Choices



Working or staying home?

Recently, I was offered the opportunity to take on a contract position in a very interesting office. But while the opportunities that were laid out for me were extremely interesting and something I was unlikely to experience again, I couldn't get it out of my head, "he will only be this little once". 

After birthing my son, I leapt back into school work the following week. I was back in some classes three or four weeks later (I had a cesarean so my recovery was not quite what we expected... along with an earlier than expected baby). I was permitted extra time to finish my courses, and two days before the beginning of the next semester I handed in my assignments. After spring semester I "took time off", meaning we had family vacations planned and I had my gall bladder removed, shortly before that I enrolled in distance courses to continue plugging at my degree. 

This April when I finished my courses for the final part of my degree I realized that this was my turn to take maternity leave! And then I was offered the amazing opportunity...

Daycare is expensive. 
The position will cover that, and then some.

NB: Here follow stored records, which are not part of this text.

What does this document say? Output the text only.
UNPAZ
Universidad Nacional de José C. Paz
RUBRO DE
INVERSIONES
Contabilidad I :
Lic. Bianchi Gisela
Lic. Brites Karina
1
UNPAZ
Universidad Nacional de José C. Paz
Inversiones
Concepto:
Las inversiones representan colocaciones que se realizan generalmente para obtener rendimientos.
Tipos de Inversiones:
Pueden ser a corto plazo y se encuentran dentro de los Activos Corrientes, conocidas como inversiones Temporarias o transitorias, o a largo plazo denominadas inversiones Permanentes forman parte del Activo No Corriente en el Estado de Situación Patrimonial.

I am so anxious when I am away from him for more than five hours. 
He has to grow up sometime.

He is going to be sick constantly from daycare like he was at the last daycare.
This will happen at some point: either now at daycare or later in kindergarten.

Full-time work is going to be exhausting.
It is only for three months.

He will only be little once. 
This opportunity will only be here once.

I have no idea what is the harder choice: to take the job or to stay at home. Both will have hard days, both will have days that hurt. I was secretly hoping by writing this all out that I would have a better idea as to what I needed/wanted/should do regarding this, but I am just as confused as ever. There is no wrong choice, but I am not sure there is a right one.